Another way of stating this observation is that the comparisons between groups defined by TME in the hospital are intertwined with time spent in the hospital before death or discharge to a nursing home or to home. An alternative analysis is the comparison of the markers between patients who ever experience TME due to COVID-19 versus those who never experience TME due to COVID-19. And likewise, the comparison of the markers between patients who die due to COVID-19 versus those who do not die due to COVID-19. You might wonder how this would be possible given that all we observe is what occurs in the hospital.

In fact, it is possible given the variation in times to TME and times to in-hospital death among the patients. This allows us to consider TME occurrence and death that occurs after hospital discharge. In doing so, it is important to build into any model the possibility that patients might never experience TME due to COVID-19 and might never die from COVID-19.

Based on this so-called “cure model,” I was able to construct estimates for the distributions of the biomarkers for the groups of interest. It turns out that they can be quite different from the in-hospital TME distribution and from the in-hospital death distribution.

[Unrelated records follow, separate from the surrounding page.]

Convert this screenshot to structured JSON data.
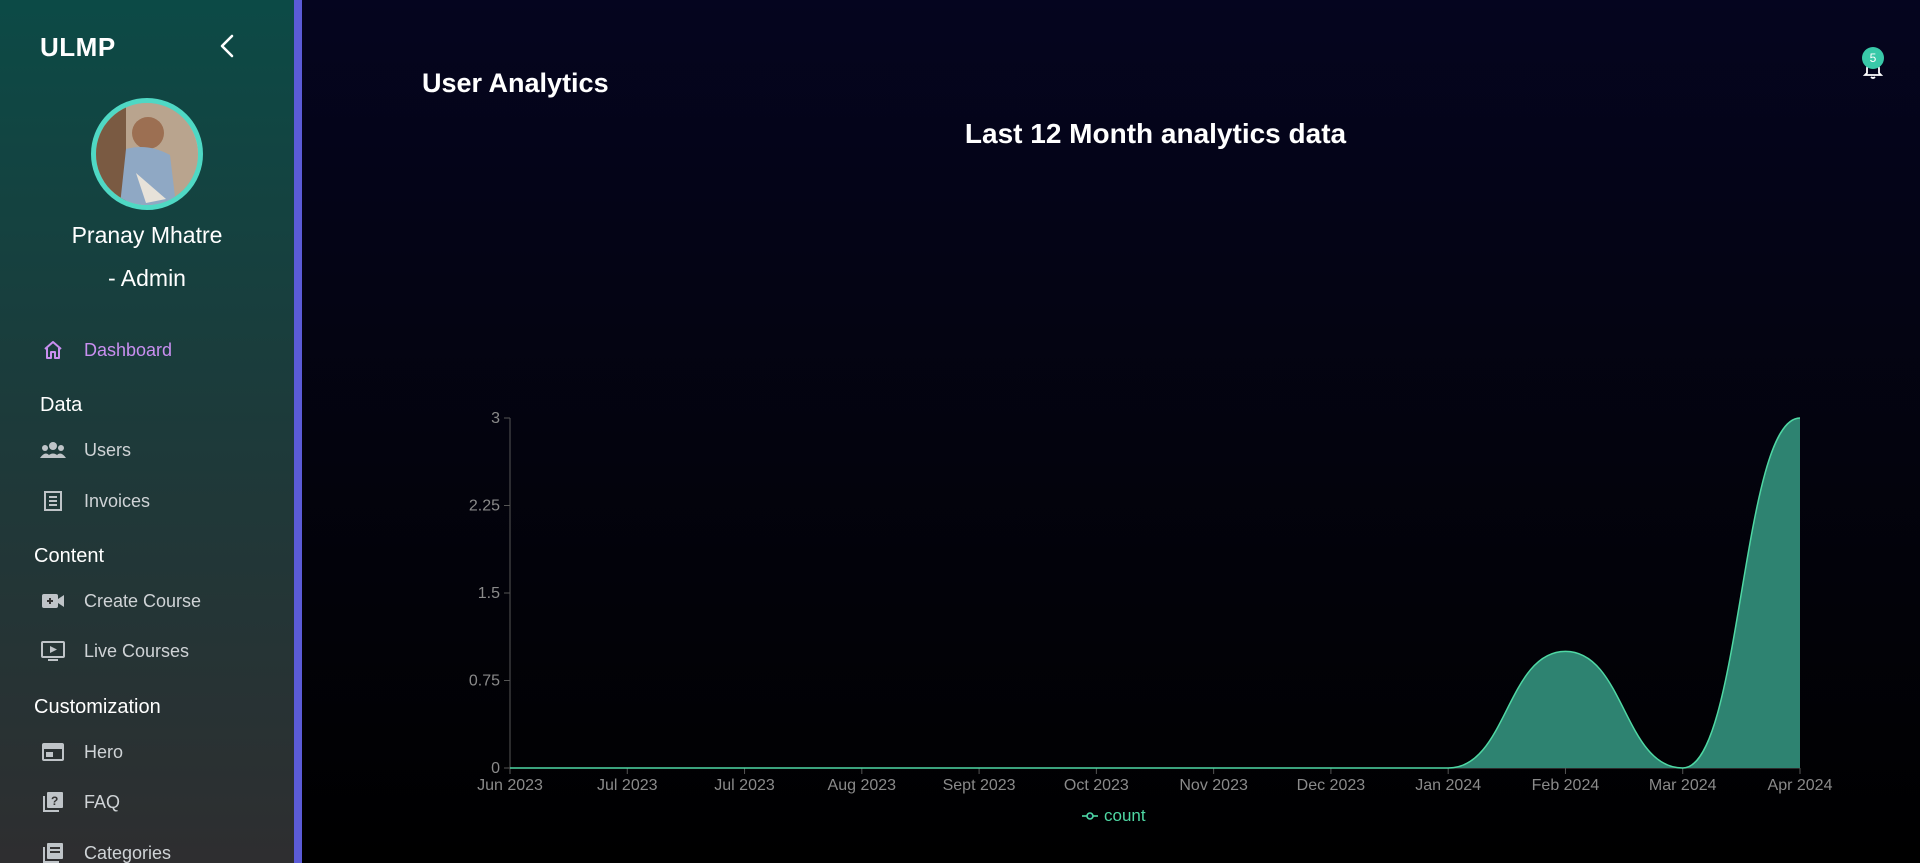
{
  "sidebar": {
    "brand": "ULMP",
    "user_name": "Pranay Mhatre",
    "user_role": "- Admin",
    "dashboard_label": "Dashboard",
    "sections": {
      "data": "Data",
      "content": "Content",
      "customization": "Customization"
    },
    "items": {
      "users": "Users",
      "invoices": "Invoices",
      "create_course": "Create Course",
      "live_courses": "Live Courses",
      "hero": "Hero",
      "faq": "FAQ",
      "categories": "Categories"
    },
    "active_color": "#c98ff0",
    "accent_color": "#5b5bd6"
  },
  "header": {
    "page_title": "User Analytics",
    "notification_count": "5"
  },
  "chart_data": {
    "type": "area",
    "title": "Last 12 Month analytics data",
    "categories": [
      "Jun 2023",
      "Jul 2023",
      "Jul 2023",
      "Aug 2023",
      "Sept 2023",
      "Oct 2023",
      "Nov 2023",
      "Dec 2023",
      "Jan 2024",
      "Feb 2024",
      "Mar 2024",
      "Apr 2024"
    ],
    "series": [
      {
        "name": "count",
        "values": [
          0,
          0,
          0,
          0,
          0,
          0,
          0,
          0,
          0,
          1,
          0,
          3
        ]
      }
    ],
    "yticks": [
      "0",
      "0.75",
      "1.5",
      "2.25",
      "3"
    ],
    "ylim": [
      0,
      3
    ],
    "legend_position": "bottom",
    "color": "#2e8371",
    "stroke_color": "#4fd8a4"
  }
}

For example, the median values of one Alzheimer’s disease marker were 14.4 and 12.7 for those who experienced TME in the hospital versus those who did not, while they were estimated to be 28.1 and 3.3 for those who experienced TME ever versus those who did not.

These analyses illustrate the importance of considering the constraints of the data in the interpretations. They also exemplify the possibility of exploiting features of the data, in conjunction with models that make minimal assumptions, to overcome the constraints and obtain improved interpretability.